From my Profile:
I will never forget seeing those fleeing uptown from lower Manhattan
I will never forget the blood, tears, and dust smeared across their faces
I will never forget the silence a crowd of thousands can make when seeing fellow New Yorker’s die
I will never forget seeing the FDNY and NYPD rush to their deaths
I will never forget my first train back into Manhattan - viewing a black cloud over where the towers once stood
I will never forget the prayers and sobs as we all looked out the windows as we passed
I will never forget the smell that lingered in the streets for weeks thereafter
Excellent Post
I will never forget the skies that night. I lived in the country where the skies at night were usually filled with stars and uncountable blinking lights of planes heading in every direction. That night there were no blinking lights. You wouldn’t think it would be noticeable, but it was. The skies were motionless and I knew that America had been changed forever.
Words cannot express. I went to the site two years later, when by that time it was a large hole in the ground with wire fencing around it, to pay my respects, and the silence still hung over it.
I live in Maryland, in an air traffic region that sees a lot of military craft fly over between DC and strategic points north, as well as lots of ordinary air traffic. We are out at the exurban woods line, but there are a dozen highways a few miles away, and at night you can hear lots of proximity-stressed animals in the woods and cargo trains passing in the far distance. But for a couple of days after 9/11, air traffic had been halted and even the roads were voluntarily devehiculated.
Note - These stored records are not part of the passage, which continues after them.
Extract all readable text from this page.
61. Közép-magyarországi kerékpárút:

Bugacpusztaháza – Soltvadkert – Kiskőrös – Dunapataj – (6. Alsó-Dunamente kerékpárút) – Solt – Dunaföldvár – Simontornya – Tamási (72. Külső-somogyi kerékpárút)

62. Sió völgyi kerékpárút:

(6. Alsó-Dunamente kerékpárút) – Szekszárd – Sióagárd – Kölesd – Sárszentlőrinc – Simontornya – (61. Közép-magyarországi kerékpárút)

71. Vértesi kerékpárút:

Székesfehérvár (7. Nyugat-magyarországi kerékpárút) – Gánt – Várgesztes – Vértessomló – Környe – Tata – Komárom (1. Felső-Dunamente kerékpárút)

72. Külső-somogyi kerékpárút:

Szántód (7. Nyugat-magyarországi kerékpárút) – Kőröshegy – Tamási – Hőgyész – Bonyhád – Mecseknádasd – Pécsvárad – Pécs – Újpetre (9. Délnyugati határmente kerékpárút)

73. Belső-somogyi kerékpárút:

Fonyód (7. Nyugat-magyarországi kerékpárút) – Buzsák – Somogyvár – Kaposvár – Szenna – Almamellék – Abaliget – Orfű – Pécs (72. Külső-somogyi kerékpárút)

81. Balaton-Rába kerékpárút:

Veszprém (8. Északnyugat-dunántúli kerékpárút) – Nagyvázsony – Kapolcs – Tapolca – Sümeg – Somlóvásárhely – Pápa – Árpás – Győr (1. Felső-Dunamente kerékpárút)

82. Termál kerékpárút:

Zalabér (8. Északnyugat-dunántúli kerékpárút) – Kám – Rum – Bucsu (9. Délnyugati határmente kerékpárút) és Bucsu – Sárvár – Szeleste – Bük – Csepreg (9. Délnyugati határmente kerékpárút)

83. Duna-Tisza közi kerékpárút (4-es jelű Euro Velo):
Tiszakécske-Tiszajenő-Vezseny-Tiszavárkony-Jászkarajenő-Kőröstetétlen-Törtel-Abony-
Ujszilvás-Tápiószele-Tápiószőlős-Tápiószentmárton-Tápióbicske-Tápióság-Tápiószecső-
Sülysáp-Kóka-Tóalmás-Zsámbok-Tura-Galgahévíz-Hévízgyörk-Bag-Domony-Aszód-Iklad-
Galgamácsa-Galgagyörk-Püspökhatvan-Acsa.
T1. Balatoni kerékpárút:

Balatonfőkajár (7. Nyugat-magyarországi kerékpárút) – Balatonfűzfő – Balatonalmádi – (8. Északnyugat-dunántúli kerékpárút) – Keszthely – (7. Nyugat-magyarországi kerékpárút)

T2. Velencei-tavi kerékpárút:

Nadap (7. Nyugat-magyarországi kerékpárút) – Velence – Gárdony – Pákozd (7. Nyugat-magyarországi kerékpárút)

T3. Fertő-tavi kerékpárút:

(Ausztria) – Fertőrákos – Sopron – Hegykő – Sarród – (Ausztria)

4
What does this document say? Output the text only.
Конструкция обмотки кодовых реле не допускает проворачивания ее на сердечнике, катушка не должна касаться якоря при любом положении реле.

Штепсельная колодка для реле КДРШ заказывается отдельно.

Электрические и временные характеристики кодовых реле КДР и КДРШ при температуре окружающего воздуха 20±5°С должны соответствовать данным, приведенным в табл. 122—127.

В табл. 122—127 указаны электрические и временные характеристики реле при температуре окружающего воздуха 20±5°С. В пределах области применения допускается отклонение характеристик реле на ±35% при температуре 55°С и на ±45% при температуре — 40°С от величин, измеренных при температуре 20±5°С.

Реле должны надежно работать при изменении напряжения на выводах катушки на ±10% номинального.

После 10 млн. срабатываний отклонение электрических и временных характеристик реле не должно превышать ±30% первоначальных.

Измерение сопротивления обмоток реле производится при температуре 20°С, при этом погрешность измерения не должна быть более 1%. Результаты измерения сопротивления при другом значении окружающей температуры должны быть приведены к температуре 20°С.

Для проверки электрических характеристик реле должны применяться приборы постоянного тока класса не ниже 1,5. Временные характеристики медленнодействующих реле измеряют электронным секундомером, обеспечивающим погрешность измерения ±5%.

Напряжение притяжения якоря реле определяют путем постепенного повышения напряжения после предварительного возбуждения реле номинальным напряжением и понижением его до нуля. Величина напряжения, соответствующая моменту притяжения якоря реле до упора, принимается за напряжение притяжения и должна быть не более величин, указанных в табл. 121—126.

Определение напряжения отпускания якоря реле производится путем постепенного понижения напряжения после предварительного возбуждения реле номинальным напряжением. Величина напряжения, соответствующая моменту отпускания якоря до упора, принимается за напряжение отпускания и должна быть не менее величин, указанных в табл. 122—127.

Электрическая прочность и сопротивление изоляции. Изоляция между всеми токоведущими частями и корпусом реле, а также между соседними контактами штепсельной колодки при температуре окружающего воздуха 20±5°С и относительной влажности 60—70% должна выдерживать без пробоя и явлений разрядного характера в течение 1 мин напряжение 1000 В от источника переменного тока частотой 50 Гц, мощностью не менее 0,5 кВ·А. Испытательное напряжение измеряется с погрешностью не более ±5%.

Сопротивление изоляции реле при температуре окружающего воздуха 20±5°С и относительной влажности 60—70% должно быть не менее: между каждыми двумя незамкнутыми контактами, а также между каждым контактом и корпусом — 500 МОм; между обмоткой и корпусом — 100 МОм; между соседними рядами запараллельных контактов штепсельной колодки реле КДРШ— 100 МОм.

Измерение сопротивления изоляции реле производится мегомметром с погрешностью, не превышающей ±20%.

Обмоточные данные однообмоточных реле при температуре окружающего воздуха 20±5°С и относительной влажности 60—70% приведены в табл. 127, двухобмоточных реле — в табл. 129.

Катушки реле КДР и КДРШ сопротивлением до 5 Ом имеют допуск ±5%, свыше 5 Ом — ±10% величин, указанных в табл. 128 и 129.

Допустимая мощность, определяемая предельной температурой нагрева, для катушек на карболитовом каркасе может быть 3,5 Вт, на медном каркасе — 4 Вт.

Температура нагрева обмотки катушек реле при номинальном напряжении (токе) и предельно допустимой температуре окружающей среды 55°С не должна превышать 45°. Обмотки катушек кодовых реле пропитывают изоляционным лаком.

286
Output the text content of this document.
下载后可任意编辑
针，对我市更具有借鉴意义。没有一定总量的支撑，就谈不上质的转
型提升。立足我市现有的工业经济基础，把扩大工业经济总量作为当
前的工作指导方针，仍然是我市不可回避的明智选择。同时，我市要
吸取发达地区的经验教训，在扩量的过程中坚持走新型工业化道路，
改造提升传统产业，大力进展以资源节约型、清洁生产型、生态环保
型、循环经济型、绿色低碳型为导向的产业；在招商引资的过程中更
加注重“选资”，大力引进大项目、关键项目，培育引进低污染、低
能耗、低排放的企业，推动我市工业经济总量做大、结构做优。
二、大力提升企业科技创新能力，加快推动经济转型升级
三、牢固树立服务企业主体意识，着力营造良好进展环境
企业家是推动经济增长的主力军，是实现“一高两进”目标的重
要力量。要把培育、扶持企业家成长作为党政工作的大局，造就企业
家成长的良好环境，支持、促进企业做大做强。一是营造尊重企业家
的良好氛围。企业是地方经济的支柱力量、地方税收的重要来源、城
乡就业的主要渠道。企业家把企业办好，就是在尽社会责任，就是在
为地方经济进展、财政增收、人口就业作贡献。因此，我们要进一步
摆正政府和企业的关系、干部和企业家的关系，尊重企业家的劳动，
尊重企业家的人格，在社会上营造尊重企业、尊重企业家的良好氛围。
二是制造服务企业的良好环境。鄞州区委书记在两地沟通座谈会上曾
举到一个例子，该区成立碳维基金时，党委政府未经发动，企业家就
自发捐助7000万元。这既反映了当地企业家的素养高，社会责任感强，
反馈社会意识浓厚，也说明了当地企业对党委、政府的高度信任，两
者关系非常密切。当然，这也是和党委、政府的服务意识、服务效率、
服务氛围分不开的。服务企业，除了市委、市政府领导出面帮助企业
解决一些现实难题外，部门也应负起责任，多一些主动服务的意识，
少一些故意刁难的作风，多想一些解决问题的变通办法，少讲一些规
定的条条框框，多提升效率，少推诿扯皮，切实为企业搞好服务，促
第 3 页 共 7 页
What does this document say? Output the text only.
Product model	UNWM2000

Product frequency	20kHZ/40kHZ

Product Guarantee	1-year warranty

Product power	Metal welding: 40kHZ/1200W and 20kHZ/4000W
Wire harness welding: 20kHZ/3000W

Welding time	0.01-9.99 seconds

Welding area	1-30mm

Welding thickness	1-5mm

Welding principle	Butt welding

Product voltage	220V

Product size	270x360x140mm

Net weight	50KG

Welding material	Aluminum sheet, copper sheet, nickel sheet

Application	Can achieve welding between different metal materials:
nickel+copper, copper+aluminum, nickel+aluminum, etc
People who ordinarily lifted voices back and forth with neighbors and children on arriving home after work were quietened. I remember standing in my back yard near the forest, reflecting that I had not "heard" that much silence since the 1950s, in childhood, before superhighways, ubiquitous SUV engines, massive long-haul trucking, a perpetual electrical buzzing from power and communications grids, televisions and media everywhere, Musak, a car for every person instead of one per family, giant freezer motors in every grocery and convenience store, widespread air conditioning, stereo thumpers, or the heaviest air travel of any nation. The silence: it was nearly shocking in its nothingness. Primordially worshipful. No wonder, before all this technology, people witnessed hearing God. How many can today?